A female lecturer from the Islamic University in Gaza recently claimed in a television interview that, contrary to the claims of Westerners, Islam defends the rights of women.
The interview aired on the Hamas-owned Al-Aqsa TV channel on March 8 to mark International Woman’s Day. It was translated by the Middle East Media Research Institute (MEMRI).
The professor, Tahani Abu Jazar, said – ironically while her face was covered in an Islamic veil – that the “woman who is allegedly deprived of her rights in Islam in fact receives her rights in full.”
The West raises doubts about women’s right in Islam, she claimed, because these “doubts are indications of their own weakness, because they cannot live like in the Islamic world, which glows like a shining star in the skies. They cannot honor the woman as she is honored by Islam. That is why there are doubts.”
Since violently taking over Gaza in 2007, Hamas has enforced a stringent interpretation of Islamic law in Gaza.

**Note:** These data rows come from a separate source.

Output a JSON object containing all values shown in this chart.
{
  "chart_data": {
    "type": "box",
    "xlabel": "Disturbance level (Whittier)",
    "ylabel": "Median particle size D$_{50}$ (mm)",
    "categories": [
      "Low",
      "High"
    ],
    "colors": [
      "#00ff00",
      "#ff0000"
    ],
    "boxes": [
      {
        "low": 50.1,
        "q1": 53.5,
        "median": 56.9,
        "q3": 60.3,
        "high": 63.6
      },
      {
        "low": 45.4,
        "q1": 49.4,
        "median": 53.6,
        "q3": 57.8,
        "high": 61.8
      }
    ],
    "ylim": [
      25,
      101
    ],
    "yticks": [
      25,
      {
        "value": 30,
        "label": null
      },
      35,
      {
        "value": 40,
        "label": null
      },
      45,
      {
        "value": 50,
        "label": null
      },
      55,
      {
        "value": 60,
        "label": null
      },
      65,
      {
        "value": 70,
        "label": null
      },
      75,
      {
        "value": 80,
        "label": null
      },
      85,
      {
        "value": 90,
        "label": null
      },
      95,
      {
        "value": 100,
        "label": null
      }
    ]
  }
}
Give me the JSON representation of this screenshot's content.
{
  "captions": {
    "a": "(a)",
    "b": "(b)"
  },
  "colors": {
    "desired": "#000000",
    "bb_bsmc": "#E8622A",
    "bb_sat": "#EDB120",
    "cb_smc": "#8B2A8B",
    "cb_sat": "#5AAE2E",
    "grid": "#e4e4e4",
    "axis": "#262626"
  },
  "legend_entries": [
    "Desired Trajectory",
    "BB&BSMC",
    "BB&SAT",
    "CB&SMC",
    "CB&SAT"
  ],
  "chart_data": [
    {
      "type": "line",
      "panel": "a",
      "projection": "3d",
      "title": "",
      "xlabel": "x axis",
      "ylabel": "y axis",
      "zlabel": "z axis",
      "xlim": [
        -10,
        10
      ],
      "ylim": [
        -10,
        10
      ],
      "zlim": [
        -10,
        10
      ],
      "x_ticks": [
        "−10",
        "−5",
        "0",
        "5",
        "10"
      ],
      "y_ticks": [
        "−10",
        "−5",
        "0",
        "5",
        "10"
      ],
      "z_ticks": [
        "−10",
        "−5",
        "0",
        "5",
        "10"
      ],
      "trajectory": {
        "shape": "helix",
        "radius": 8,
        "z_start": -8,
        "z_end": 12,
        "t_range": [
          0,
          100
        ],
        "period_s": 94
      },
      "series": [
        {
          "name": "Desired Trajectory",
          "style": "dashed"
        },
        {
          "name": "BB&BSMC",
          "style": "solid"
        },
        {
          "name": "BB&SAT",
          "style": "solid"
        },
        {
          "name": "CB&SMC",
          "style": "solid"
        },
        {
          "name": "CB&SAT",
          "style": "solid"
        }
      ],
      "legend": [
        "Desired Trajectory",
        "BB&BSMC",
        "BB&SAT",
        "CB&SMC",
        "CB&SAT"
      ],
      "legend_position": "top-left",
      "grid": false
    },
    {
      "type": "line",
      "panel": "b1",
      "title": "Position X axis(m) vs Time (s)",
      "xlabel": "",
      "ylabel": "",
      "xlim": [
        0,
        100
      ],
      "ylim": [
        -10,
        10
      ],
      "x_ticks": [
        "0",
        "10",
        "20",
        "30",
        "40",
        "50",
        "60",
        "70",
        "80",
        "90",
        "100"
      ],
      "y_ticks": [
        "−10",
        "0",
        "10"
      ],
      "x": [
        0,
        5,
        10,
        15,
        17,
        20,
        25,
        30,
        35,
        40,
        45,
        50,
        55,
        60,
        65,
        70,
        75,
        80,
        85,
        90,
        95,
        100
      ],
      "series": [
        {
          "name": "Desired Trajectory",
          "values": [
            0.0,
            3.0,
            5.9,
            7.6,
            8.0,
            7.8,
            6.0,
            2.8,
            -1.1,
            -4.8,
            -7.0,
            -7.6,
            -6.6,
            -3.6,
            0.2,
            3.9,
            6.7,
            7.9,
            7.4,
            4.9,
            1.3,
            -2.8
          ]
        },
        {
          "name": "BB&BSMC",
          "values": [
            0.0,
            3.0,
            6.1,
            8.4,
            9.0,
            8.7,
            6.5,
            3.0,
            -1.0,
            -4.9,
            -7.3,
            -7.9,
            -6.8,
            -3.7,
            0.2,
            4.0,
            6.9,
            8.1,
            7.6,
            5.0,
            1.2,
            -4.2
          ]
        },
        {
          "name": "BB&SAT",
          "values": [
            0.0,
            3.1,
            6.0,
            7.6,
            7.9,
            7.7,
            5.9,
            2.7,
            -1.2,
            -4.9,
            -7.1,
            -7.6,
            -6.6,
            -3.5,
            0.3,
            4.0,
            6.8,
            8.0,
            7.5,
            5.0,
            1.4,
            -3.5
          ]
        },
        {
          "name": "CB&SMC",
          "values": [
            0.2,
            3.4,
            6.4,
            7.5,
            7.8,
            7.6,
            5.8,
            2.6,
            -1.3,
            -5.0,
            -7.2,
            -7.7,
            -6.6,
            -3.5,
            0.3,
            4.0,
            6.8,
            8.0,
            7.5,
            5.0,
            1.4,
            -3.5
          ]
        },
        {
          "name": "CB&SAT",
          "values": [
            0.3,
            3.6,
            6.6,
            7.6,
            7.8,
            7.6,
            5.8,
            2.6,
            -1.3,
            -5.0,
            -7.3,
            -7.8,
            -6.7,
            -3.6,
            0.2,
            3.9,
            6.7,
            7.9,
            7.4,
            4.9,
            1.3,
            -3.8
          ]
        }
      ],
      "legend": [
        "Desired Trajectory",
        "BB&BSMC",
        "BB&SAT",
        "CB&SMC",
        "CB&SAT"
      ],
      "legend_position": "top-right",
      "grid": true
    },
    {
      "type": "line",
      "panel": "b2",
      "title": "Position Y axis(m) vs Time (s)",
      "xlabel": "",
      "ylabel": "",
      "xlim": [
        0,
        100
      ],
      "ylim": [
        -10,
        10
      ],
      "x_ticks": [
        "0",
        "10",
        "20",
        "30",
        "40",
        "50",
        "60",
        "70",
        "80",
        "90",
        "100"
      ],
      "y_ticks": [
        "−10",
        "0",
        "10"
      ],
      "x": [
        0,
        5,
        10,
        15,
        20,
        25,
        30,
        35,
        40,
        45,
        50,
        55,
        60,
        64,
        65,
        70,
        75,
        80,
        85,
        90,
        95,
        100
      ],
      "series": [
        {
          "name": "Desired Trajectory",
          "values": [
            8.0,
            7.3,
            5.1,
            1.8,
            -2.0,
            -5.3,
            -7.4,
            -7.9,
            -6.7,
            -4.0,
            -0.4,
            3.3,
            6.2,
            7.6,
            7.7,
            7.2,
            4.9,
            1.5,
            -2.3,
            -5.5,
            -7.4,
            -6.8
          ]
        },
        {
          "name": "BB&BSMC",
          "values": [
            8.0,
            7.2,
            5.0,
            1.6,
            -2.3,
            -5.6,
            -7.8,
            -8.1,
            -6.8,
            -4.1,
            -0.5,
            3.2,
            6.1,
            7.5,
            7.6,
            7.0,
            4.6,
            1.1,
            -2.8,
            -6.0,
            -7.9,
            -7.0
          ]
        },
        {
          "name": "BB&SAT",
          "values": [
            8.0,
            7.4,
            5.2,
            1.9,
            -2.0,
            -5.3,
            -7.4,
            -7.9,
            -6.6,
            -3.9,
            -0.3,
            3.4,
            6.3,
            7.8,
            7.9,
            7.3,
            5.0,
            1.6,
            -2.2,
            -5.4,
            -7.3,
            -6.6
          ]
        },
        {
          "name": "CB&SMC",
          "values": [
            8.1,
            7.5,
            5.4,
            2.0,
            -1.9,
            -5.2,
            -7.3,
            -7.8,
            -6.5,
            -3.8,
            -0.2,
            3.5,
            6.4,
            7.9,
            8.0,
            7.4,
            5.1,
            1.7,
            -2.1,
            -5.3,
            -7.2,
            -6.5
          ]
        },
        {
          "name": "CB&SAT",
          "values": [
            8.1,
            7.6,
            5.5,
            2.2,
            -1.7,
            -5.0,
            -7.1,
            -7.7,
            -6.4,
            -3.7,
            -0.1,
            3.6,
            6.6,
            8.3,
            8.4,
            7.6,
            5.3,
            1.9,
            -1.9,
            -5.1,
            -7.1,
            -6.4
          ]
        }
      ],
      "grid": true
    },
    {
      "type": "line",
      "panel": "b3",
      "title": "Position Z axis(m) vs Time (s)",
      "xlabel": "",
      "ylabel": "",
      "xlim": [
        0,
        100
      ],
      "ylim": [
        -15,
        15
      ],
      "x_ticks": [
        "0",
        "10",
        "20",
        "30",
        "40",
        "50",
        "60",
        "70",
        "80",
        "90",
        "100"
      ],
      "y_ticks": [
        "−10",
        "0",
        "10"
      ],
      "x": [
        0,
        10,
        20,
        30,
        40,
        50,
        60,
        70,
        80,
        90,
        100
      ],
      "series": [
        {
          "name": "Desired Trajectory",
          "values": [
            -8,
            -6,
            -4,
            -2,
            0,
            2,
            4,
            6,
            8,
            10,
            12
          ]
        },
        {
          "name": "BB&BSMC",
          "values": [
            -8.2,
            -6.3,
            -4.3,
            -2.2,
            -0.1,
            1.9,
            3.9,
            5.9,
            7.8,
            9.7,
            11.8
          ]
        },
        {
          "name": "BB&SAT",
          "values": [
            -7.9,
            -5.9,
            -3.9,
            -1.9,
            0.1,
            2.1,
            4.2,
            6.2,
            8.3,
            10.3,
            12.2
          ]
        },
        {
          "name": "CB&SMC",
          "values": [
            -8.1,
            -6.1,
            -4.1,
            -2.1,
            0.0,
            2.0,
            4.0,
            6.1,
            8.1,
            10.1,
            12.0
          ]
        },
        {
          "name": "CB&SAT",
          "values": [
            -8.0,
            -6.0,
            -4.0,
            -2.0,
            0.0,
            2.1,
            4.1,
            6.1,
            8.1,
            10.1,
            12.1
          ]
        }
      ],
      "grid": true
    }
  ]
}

The terror group has banned women and teenagers from smoking hookahs in public, ordered that women’s clothing stores are not allowed to have dressing rooms, men cannot have hairdressing salons for women and that mannequins shaped like women must be dressed in modest clothing.
Hamas is not the only offender in this regard. Women’s rights are nearly non-existent in Arab countries, such as Saudi Arabia where women are physically punished if not wearing compulsory clothing, are almost entirely excluded from political life, and cannot drive, or Iran, where crimes such as “adultery” are punishable by death by stoning of the woman.